Quatre jours avec le suisse et un cahier des charges plutôt pas facile à gérer : une cheville en carton du côté de Chambé, un bras en mousse vers Annemasse et des ambitions alpestres malmenées par une météo à la con. Qu’est-ce qu’on fout alors, une belote ?? Nan, les deux chefs de projets en ont vu d’autres ! Réunion de crise : réactivité, synergie, bière et hop, en route vers le diois !

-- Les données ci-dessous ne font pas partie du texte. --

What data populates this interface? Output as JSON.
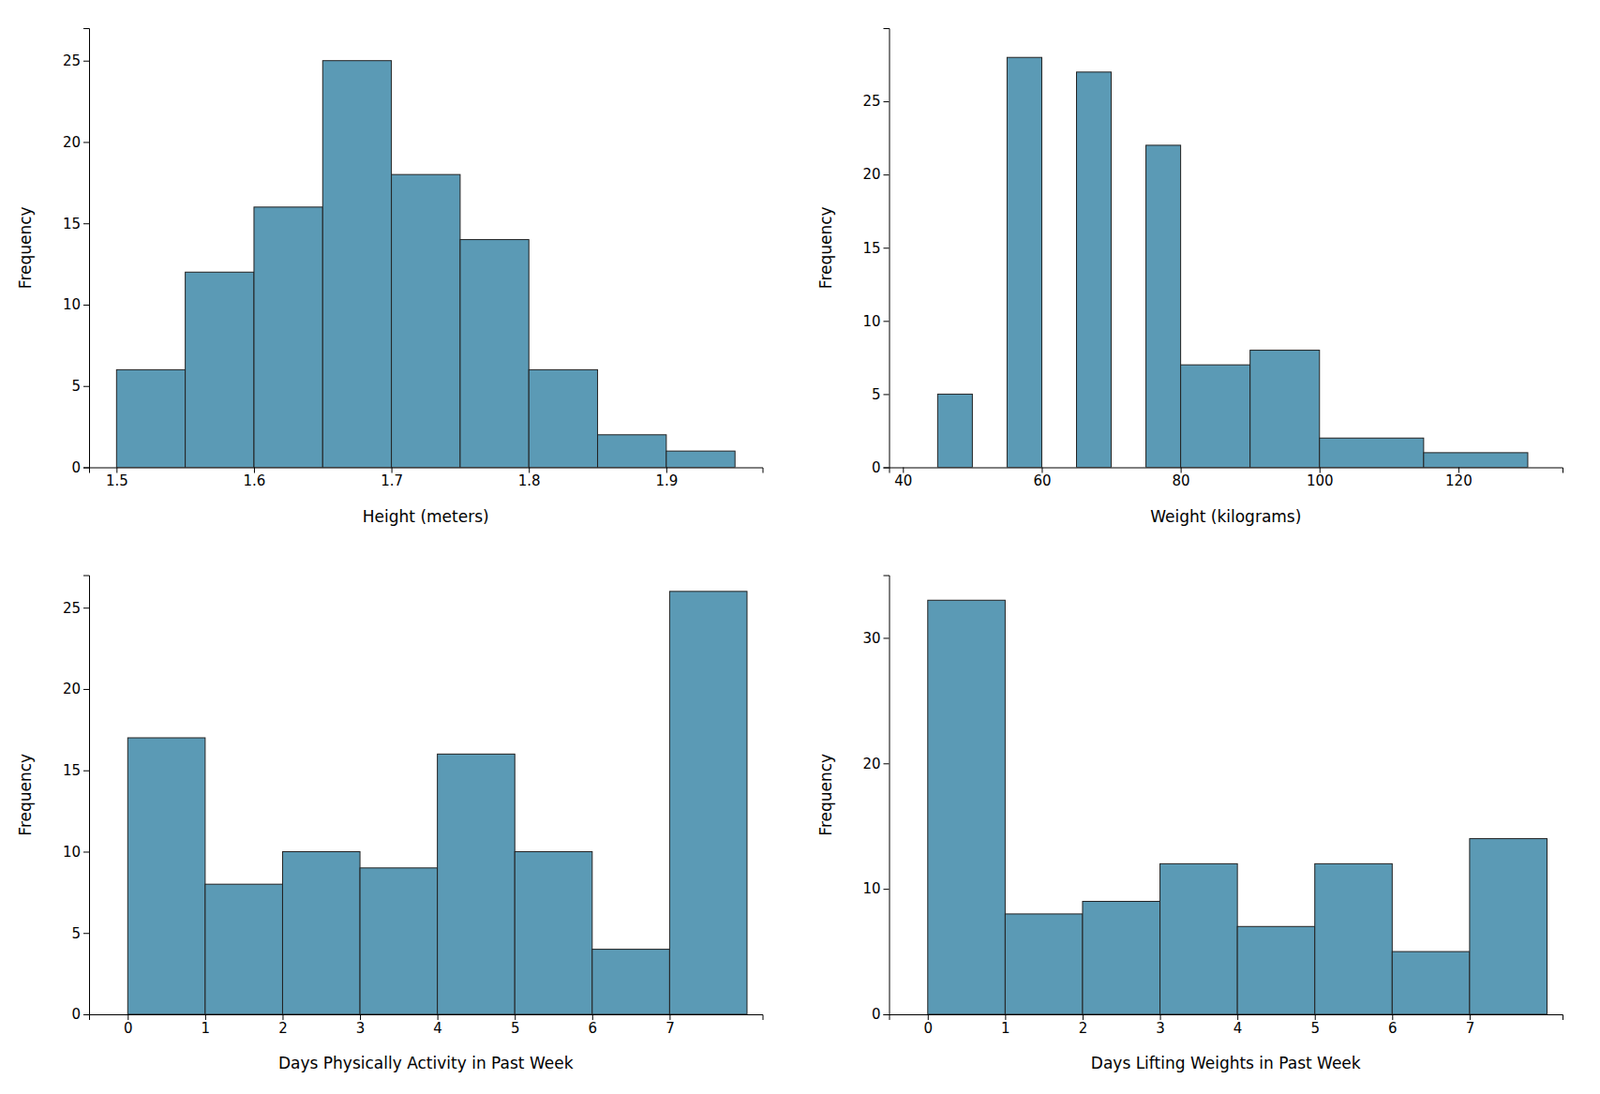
{
  "chart_data": [
    {
      "type": "histogram",
      "xlabel": "Height (meters)",
      "ylabel": "Frequency",
      "bins": [
        1.5,
        1.55,
        1.6,
        1.65,
        1.7,
        1.75,
        1.8,
        1.85,
        1.9,
        1.95
      ],
      "values": [
        6,
        12,
        16,
        25,
        18,
        14,
        6,
        2,
        1
      ],
      "color": "#5b9ab5",
      "xlim": [
        1.48,
        1.97
      ],
      "xticks": [
        1.5,
        1.6,
        1.7,
        1.8,
        1.9
      ],
      "ylim": [
        0,
        27
      ],
      "yticks": [
        0,
        5,
        10,
        15,
        20,
        25
      ],
      "grid": false
    },
    {
      "type": "histogram",
      "xlabel": "Weight (kilograms)",
      "ylabel": "Frequency",
      "bins": [
        45,
        50,
        55,
        60,
        65,
        70,
        75,
        80,
        90,
        100,
        115,
        130
      ],
      "values": [
        5,
        0,
        28,
        0,
        27,
        0,
        22,
        7,
        8,
        2,
        1
      ],
      "color": "#5b9ab5",
      "xlim": [
        38,
        135
      ],
      "xticks": [
        40,
        60,
        80,
        100,
        120
      ],
      "ylim": [
        0,
        30
      ],
      "yticks": [
        0,
        5,
        10,
        15,
        20,
        25
      ],
      "grid": false
    },
    {
      "type": "histogram",
      "xlabel": "Days Physically Activity in Past Week",
      "ylabel": "Frequency",
      "bins": [
        0,
        1,
        2,
        3,
        4,
        5,
        6,
        7,
        8
      ],
      "values": [
        17,
        8,
        10,
        9,
        16,
        10,
        4,
        26
      ],
      "color": "#5b9ab5",
      "xlim": [
        -0.5,
        8.2
      ],
      "xticks": [
        0,
        1,
        2,
        3,
        4,
        5,
        6,
        7
      ],
      "ylim": [
        0,
        27
      ],
      "yticks": [
        0,
        5,
        10,
        15,
        20,
        25
      ],
      "grid": false
    },
    {
      "type": "histogram",
      "xlabel": "Days Lifting Weights in Past Week",
      "ylabel": "Frequency",
      "bins": [
        0,
        1,
        2,
        3,
        4,
        5,
        6,
        7,
        8
      ],
      "values": [
        33,
        8,
        9,
        12,
        7,
        12,
        5,
        14
      ],
      "color": "#5b9ab5",
      "xlim": [
        -0.5,
        8.2
      ],
      "xticks": [
        0,
        1,
        2,
        3,
        4,
        5,
        6,
        7
      ],
      "ylim": [
        0,
        35
      ],
      "yticks": [
        0,
        10,
        20,
        30
      ],
      "grid": false
    }
  ]
}
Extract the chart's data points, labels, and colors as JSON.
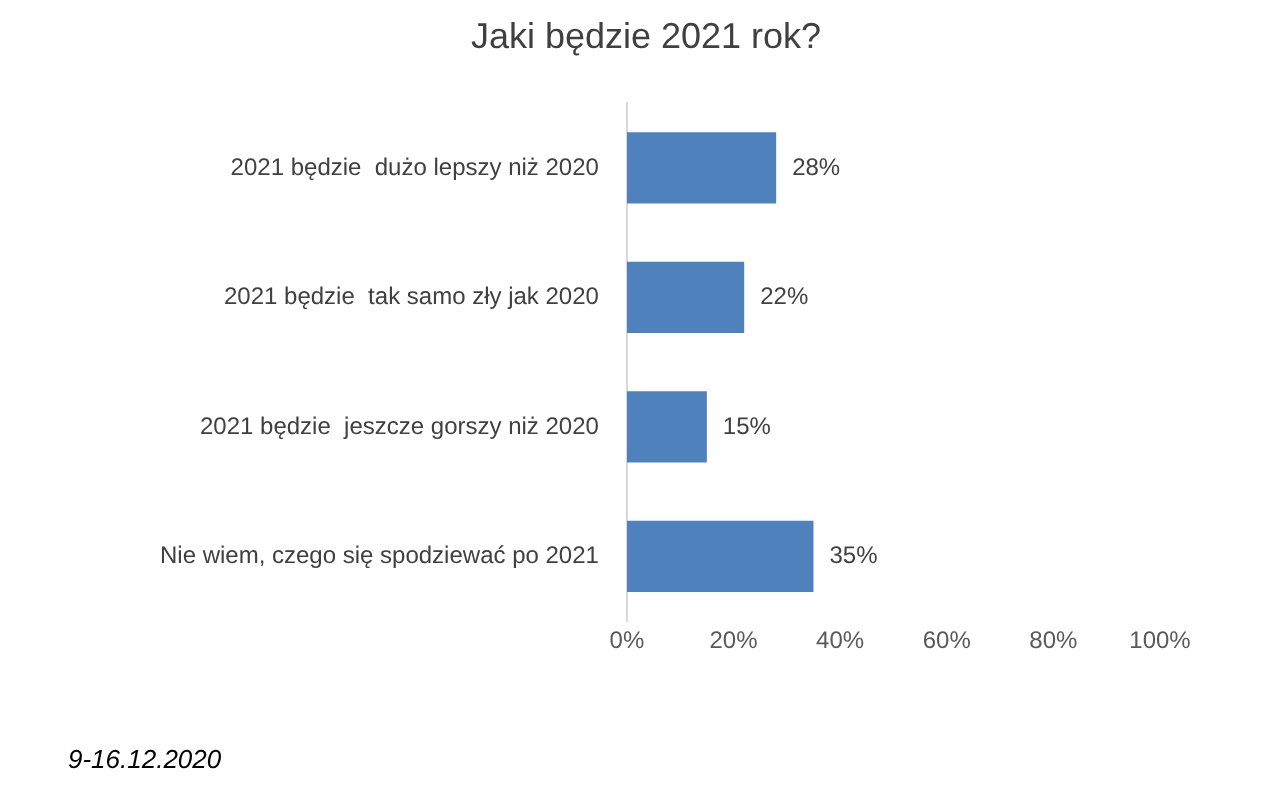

La matinale de France Inter est chargée de me tenir éveillé pendant que l’helvète roupille. Le flan médiatique autour de L’interview de Sarko m’horripile assez rapidement. Je constate alors qu’il me reste encore pas mal de chemin avant de devenir ceinture noir 4ème dan en mauvaise foi ...

Old school climbing !!
Old school climbing !!

Mais revenons à nos moutons : la paroi rouge d’Archiane, monument notoire de la grimpe old school. Tentée il y a déjà cinq ans, je restais sur un goût d’inachevé et même de pas commencé. En effet, suivant au pied de la lettre les indications du topo, je m’étais assez rapidement trouvé au pied de L0 par gravité, ratant le premier spit censé être invisible. L’occasion de signaler que le Duhaut est tout juste bon à démarrer un feu de cheminée … Et encore, il est tellement peu précis qu’il risquerait de foutre le feu à votre baraque ! Bref, le pierrier avalé, nous attaquons la vire où je passe un sale quart d’heure. Enfin la fissouille, j’attaque, petite fessée : le diesel met toujours un peu de temps à chauffer. La suite est démente et on se régale. Quel gaz, quel cadre, archiane est un must absolu. Summit, X-trem check, sieste …

Old school climbing !!
Old school climbing !!
Old school climbing !!

Une petite douche sur le parking et nous voilà bientôt confortablement attablés à un restaurant. Un contraste qui aurait surement plu au garde-barrière d’Argonay. Mais le lendemain, impossible de grimper pour ma pomme, trop mal au pied. J’assure donc le Suisse à Orpierre, terre de villégiature du Rolex climbing group. Bon, comme il fait moche celui-ci ne m’en tient pas trop rigueur. L’occasion aussi de flâner sur les départementales drômoises. Toujours Inter en fond sonore. Cohen se fait malmener par un gars. Un tueur, le genre de mec qui de décoche une première balle à 240 à l’heure, morceaux choisis :

 

« Soit je ne pas été clair soit vous ne m’avez pas écouté »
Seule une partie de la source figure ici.